Baca Juga: Kewajiban Berhaji itu Hanya Sekali Seumur Hidup

Dengan kapasitasnya sebagai seorang ahli fikih, Imam al-Baghawi menjelaskan panjang lebar terkait ketentuan ibadah haji tatkala menafsiri ayat di atas. Beliau menjelaskan bahwa syarat wajib haji adalah Islam, baligh, berakal, merdeka dan istito’ah. [Tafsir al-Baghawi, juz 2, hlm. 72]

Berdasarkan ayat di atas, ulama sepakat bahwa kewajiban haji tidak berlaku bagi semua orang. Ia hanya dibebankan kepada orang-orang yang telah memenuhi syarat wajib haji sebagaimana yang telah disebutkan sebelumnya. Termasuk syarat yang bisa dikatakan khusus dan berbeda dengan ibadah lainnya adalah ‘mampu’. Kemampuan tersebut dalam terminologi fikih disebut sebagai istito’ah.

Istito’ah dimaknai oleh ulama sebagai ‘kemampuan untuk sampai ke Tanah Suci’. [al-Fiqh al-Islami, juz 3, hlm. 2082]. Namun, ada perbedaan pendapat di kalangan ulama terkait batasan atau kriteria istito’ah bagi seseorang.

Mayoritas ulama berpendapat bahwa yang menjadi kriteria dalam istito’ah adalah mampu dari aspek finansial. Artinya, seseorang dibebankan kewajiban melaksanakan ibadah haji manakala dia sudah memiliki cukup biaya untuk melakukan perjalanan haji. Hai ini sebagaimana sabda Rasulullah saw.:

عن جابر بن عبد الله قال: «لما نزلت هذه الآية وَلِلَّهِ عَلَى النَّاسِ حِجُّ الْبَيْتِ مَنِ اسْتَطاعَ إِلَيْهِ سَبِيلًا قام رجل فقال: يا رسول الله ما السبيل؟ قال: الزاد والراحلة (رواه الدارقطني)

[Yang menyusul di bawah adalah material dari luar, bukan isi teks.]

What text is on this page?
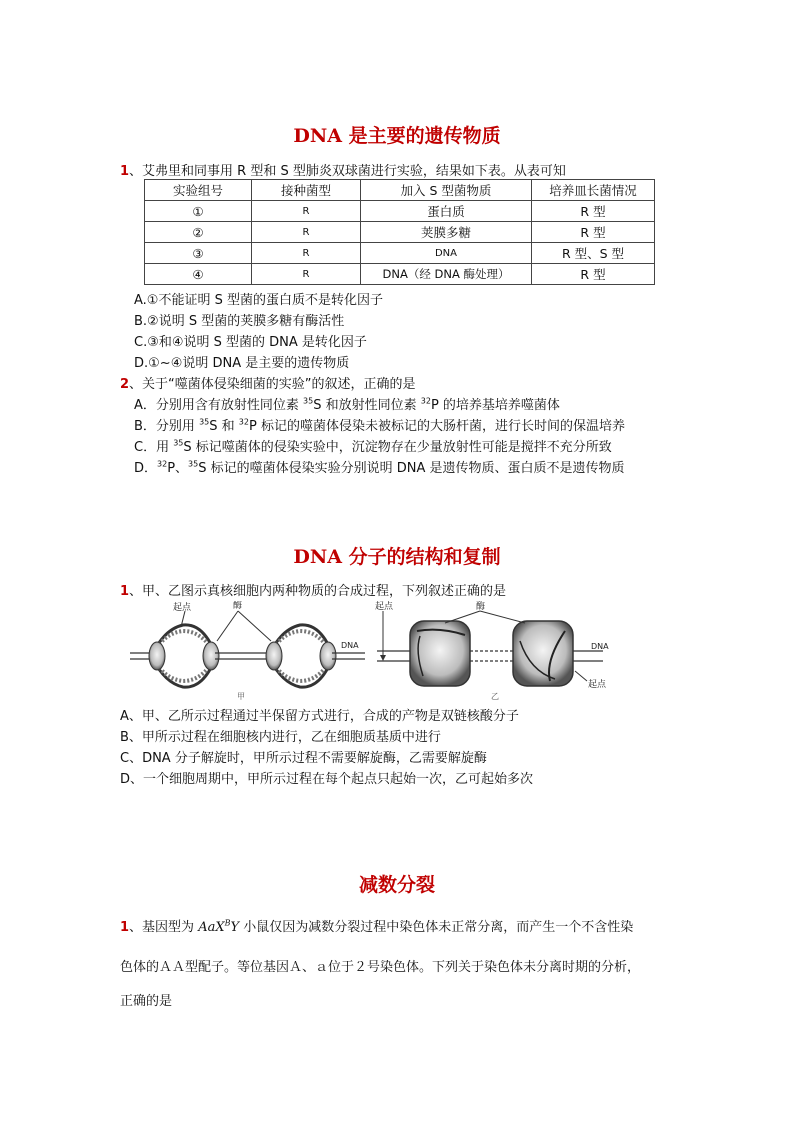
DNA 是主要的遗传物质
1、艾弗里和同事用 R 型和 S 型肺炎双球菌进行实验，结果如下表。从表可知
实验组号	接种菌型	加入 S 型菌物质	培养皿长菌情况
①	R	蛋白质	R 型
②	R	荚膜多糖	R 型
③	R	DNA	R 型、S 型
④	R	DNA（经 DNA 酶处理）	R 型
A.①不能证明 S 型菌的蛋白质不是转化因子
B.②说明 S 型菌的荚膜多糖有酶活性
C.③和④说明 S 型菌的 DNA 是转化因子
D.①~④说明 DNA 是主要的遗传物质
2、关于“噬菌体侵染细菌的实验”的叙述，正确的是
A．分别用含有放射性同位素 $^{35}$S 和放射性同位素 $^{32}$P 的培养基培养噬菌体
B．分别用 $^{35}$S 和 $^{32}$P 标记的噬菌体侵染未被标记的大肠杆菌，进行长时间的保温培养
C．用 $^{35}$S 标记噬菌体的侵染实验中，沉淀物存在少量放射性可能是搅拌不充分所致
D．$^{32}$P、$^{35}$S 标记的噬菌体侵染实验分别说明 DNA 是遗传物质、蛋白质不是遗传物质
DNA 分子的结构和复制
1、甲、乙图示真核细胞内两种物质的合成过程，下列叙述正确的是
起点	酶
DNA
甲
起点	酶
DNA
起点
乙
A、甲、乙所示过程通过半保留方式进行，合成的产物是双链核酸分子
B、甲所示过程在细胞核内进行，乙在细胞质基质中进行
C、DNA 分子解旋时，甲所示过程不需要解旋酶，乙需要解旋酶
D、一个细胞周期中，甲所示过程在每个起点只起始一次，乙可起始多次
减数分裂
1、基因型为 AaX$^B$Y 小鼠仅因为减数分裂过程中染色体未正常分离，而产生一个不含性染
色体的ＡＡ型配子。等位基因Ａ、ａ位于２号染色体。下列关于染色体未分离时期的分析，
正确的是
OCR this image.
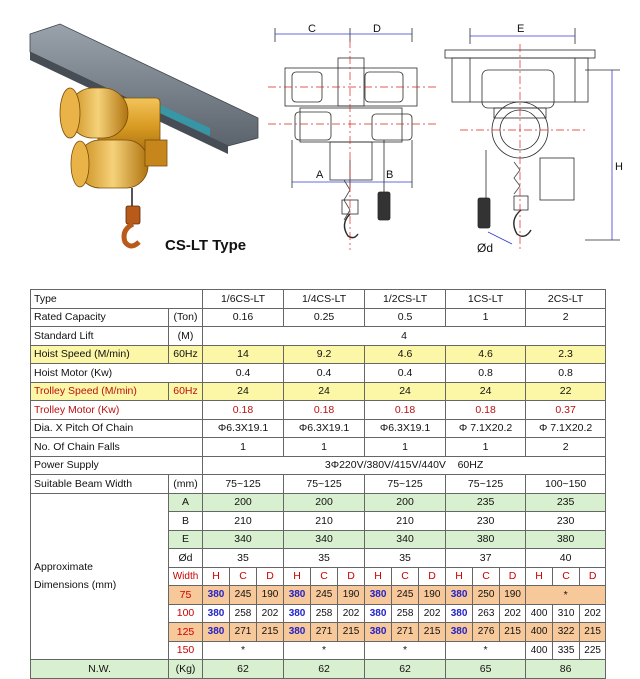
CS-LT Type
C	D
A	B
E
H
Ød
Type		1/6CS-LT			1/4CS-LT			1/2CS-LT			1CS-LT			2CS-LT		
Rated Capacity	(Ton)	0.16			0.25			0.5			1			2		
Standard Lift	(M)	4														
Hoist Speed (M/min)	60Hz	14			9.2			4.6			4.6			2.3		
Hoist Motor (Kw)		0.4			0.4			0.4			0.8			0.8		
Trolley Speed (M/min)	60Hz	24			24			24			24			22		
Trolley Motor (Kw)		0.18			0.18			0.18			0.18			0.37		
Dia. X Pitch Of Chain		Φ6.3X19.1			Φ6.3X19.1			Φ6.3X19.1			Φ 7.1X20.2			Φ 7.1X20.2		
No. Of Chain Falls		1			1			1			1			2		
Power Supply		3Φ220V/380V/415V/440V    60HZ														
Suitable Beam Width	(mm)	75~125			75~125			75~125			75~125			100~150		
Approximate
Dimensions (mm)	A	200			200			200			235			235		
	B	210			210			210			230			230		
	E	340			340			340			380			380		
	Ød	35			35			35			37			40		
	Width	H	C	D	H	C	D	H	C	D	H	C	D	H	C	D
	75	380	245	190	380	245	190	380	245	190	380	250	190	*		
	100	380	258	202	380	258	202	380	258	202	380	263	202	400	310	202
	125	380	271	215	380	271	215	380	271	215	380	276	215	400	322	215
	150	*			*			*			*			400	335	225
N.W.	(Kg)	62			62			62			65			86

Diriwayatkan dari Jabir bin Abdullah, Rasulullah Saw bersabda “tatkala turunnya ayat ini وَلِلَّهِ عَلَى النَّاسِ حِجُّ الْبَيْتِ مَنِ اسْتَطاعَ إِلَيْهِ سَبِيلًا , ada seseorang berdiri seraya bertanya “wahai Rasulullah apakah yang dimaksud dengan jalan itu? Rasulullah menjawab ialah bekal dan kendaraan.”(HR. Imam ad Daruqutni)

Selain itu, istito’ah dalam Mazhab Syafi’i terbagi menjadi dua bagian, yakni istito’ah bi al-nafsi dan istito’ah bi al-ghairi. Istito’ah bi al-nafsi artinya orang tersebut mampu melaksanakan ibadah haji secara langsung oleh dirinya sendiri, baik secara fisik maupun finansial.

Sedangkan istito’ah bi al-ghairi adalah kemampuan untuk melaksanakan ibadah haji hanya dari segi finansial saja. Artinya, secara fisik dia tidak mampu melakukan perjalanan ke Tanah Suci lantaran sakit atau faktor lain, namun secara finansial dia memiliki harta yang cukup untuk membiayai seluruh biaya pelaksanaan ibadah haji. Untuk kasus seperti ini, dalam Mazhab Syafi’i, orang tersebut tetap dikenai kewajiban melaksanakan ibadah haji dengan cara menyewa jasa badal haji. [Tafsir al-Imam al-Syafi’i, juz 1, hlm. 482]

Di sinilah letak distingsi antara Mazhab Syafi’i dan Mazhab Hanafi. Meskipun keduanya sama-sama menafsiri istito’ah dalam ayat tersebut sebagai bekal dan kendaraan, tetapi Imam Abu Hanifah berpendapat bahwa sehat secara fisik juga menjadi syarat untuk dianggap istito’ah, sehingga orang yang secara fisik tidak mampu melakukan perjalanan ke Tanah Suci karena cacat atau sakit misalnya, tidak dikenai kewajiban melaksanakan ibadah haji. [Badai’i al-Shanai’, juz 2, hlm. 121]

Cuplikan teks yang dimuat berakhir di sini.